May 25th, 2017 by Ammon Fillmore and Mark Swearingen
Patient privacy and data security are key telehealth concerns providers must address.

Patient information privacy and security are key telehealth concerns for healthcare providers.

Telehealth is one of the fastest growing and developing areas of healthcare today. With this rapid growth come many questions and concerns that arise when legal and regulatory schemes are not able to keep up with the pace of development. One such concern is the legal and regulatory issues relating to the privacy and security of telehealth services. Telehealth services can be provided securely, but specific attention must be paid to information and application security in order to protect patient privacy and comply with laws such as the Health Insurance Portability and Accountability Act of 1996 (“HIPAA”).
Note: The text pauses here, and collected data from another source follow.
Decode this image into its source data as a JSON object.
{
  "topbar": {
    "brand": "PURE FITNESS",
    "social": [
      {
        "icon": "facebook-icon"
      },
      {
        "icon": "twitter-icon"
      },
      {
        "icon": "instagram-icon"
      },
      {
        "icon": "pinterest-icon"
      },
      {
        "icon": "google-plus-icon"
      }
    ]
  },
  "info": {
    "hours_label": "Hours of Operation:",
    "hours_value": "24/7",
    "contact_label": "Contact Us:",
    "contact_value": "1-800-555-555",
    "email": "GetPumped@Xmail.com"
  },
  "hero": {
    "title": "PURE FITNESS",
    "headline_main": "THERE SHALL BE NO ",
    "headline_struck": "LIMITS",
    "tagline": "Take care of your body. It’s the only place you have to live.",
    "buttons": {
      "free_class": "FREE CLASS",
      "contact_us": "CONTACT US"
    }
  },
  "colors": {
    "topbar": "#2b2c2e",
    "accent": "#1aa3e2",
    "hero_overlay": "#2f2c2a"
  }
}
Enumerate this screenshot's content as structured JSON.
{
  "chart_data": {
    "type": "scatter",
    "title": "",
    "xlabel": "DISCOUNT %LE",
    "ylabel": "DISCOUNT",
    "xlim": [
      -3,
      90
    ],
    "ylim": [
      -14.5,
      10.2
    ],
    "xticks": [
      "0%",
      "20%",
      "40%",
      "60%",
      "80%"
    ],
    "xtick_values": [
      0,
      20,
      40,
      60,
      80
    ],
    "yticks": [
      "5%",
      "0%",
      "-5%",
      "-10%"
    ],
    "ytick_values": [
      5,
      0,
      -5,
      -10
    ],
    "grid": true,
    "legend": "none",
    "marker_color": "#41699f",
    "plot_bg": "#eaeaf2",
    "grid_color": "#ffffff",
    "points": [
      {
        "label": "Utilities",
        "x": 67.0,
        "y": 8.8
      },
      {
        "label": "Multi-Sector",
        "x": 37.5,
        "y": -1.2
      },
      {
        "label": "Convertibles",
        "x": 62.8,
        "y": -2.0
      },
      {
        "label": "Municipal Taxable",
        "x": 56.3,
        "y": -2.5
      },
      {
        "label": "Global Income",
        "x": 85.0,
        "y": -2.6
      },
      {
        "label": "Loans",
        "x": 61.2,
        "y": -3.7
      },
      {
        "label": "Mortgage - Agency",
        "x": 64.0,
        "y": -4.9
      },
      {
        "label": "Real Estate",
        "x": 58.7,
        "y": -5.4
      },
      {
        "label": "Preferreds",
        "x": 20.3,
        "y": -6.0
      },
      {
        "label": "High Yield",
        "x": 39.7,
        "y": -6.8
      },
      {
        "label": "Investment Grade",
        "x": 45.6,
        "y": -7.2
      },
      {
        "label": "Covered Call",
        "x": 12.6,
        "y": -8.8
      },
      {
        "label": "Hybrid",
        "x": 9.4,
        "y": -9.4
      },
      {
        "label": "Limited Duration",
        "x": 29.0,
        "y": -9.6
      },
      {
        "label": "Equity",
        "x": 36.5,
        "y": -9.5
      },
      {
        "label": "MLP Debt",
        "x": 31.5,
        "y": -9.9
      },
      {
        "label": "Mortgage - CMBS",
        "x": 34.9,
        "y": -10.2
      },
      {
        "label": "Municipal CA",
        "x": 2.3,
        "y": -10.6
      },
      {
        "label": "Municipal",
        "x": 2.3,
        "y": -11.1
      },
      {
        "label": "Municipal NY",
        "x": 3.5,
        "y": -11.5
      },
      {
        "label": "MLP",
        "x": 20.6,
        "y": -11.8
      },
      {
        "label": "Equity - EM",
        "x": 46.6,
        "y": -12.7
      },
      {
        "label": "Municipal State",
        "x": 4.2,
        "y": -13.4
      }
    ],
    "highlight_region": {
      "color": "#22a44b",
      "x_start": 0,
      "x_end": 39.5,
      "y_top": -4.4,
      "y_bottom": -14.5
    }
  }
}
Healthcare provider executives who currently offer, or are considering offering, telehealth services to their patients should give attention and appropriate resources to the following areas in order to maximize the organization’s security posture and operational efficiencies.

Arrangement Structure

One of the primary decisions for a healthcare provider organization to make with any telehealth arrangement is whether the organization will provide the telehealth services itself or in collaboration with a third party. Many considerations will be part of this decision, but information privacy and security should be one of them. An organization should only consider providing telehealth services on its own if it can dedicate sufficient resources and personnel to establishing and maintaining the secure transmission and storage of patient information. Only an organization with a competent and established information technology staff should consider providing telehealth services in this manner.
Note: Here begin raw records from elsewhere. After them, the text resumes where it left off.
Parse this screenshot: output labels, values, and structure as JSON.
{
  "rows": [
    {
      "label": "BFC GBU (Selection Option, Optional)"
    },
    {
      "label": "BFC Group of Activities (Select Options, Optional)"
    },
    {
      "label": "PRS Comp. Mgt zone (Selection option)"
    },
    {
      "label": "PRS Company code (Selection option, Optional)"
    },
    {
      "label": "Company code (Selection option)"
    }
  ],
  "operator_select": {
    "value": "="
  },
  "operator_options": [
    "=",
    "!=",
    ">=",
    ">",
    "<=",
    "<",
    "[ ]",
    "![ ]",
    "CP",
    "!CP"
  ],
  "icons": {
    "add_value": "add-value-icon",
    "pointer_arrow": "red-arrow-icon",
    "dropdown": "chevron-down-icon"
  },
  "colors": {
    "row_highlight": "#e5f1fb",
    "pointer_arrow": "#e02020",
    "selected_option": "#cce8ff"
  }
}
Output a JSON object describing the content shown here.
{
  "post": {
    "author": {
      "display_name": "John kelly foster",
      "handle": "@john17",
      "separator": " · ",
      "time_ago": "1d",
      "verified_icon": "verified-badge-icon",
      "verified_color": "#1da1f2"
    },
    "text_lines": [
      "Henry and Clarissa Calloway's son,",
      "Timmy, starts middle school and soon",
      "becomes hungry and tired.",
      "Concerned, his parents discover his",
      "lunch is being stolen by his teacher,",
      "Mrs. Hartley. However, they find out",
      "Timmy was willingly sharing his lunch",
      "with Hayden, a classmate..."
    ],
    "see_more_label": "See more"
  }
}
If an organization chooses instead to collaborate with a third party to provide telehealth services, there are several third parties with whom the organization can collaborate to provide those services securely. Those third parties can provide anything from equipment only to a full range of services, including digital infrastructure and professional physician services. When a third party is involved, the organization must also consider how to structure the arrangement for purposes of HIPAA, including determining whether the third party will be a business associate of the organization or whether the organization and the third party will function as a single Organized Health Care Arrangement (“OHCA”) under HIPAA. These decisions will impact how information flows between the parties and who is responsible for securing that information.

Contractual Protections

Responsibility for securing information where the provider organization collaborates with a third party will be governed by the operative agreements between the parties, including the Business Associate Agreement, where applicable. Provider organizations should be sure that the agreements detail the third party’s security-related obligations and establish the third party’s responsibility for failing to meet those obligations. The operative agreements also should contain sufficient representations and warranties of the third party’s security posture, including the technical specifications that the third party will implement in order to safeguard patient information. Equally important is making sure that the operative agreements include sufficient assurances that patient information will be accessible to the appropriate healthcare provider.

Technical Specifications

Telehealth arrangements will differ in the precise technical specifications that the parties implement to safeguard patient information. However, certain technical specifications are broadly applicable and can significantly reduce security risks. One example of such a specification is the use of encryption technology. Encrypting patient information, both while stored on computer systems and during transmission between systems, is an effective means of safeguarding the information from unauthorized third parties and preventing breaches from occurring. Another such specification is authentication of the participants in a telehealth encounter, the clinicians and patients themselves. It is important that technological measures are implemented to ensure the identity of both the clinicians and patients so that all parties can have confidence that the individuals involved in the encounter are actually who they appear to be. Provider organizations should strongly consider implementing such technologies in any telehealth services arrangement.

Security Awareness

Even the best technical safeguards can be compromised by human error, so it is imperative that effective security awareness training be provided both to workforce members as well as patients. Workforce members who participate in telehealth services arrangements must be made aware of their obligations to protect the privacy and security of patient information under their organization’s policies and procedures and be sanctioned when a violation occurs. Likewise, patients should be provided with information about the security risks present in telehealth arrangements and advised of the steps they can take to mitigate those risks.

Security Risk Analysis

Provider organizations are required under HIPAA to periodically perform an enterprise-wide security risk analysis and to take steps to remediate any risks that are identified. The failure to do so can result in substantial fines and penalties to a provider organization. An enterprise-wide risk analysis considers not only the electronic health record but also any system or equipment that contains electronic patient information, which would include equipment and systems utilized in providing telehealth services. Accordingly, provider organizations should be sure to include telehealth systems in their risk analysis, including those utilized by a third party service and to address any identified risks and vulnerabilities in a timely fashion.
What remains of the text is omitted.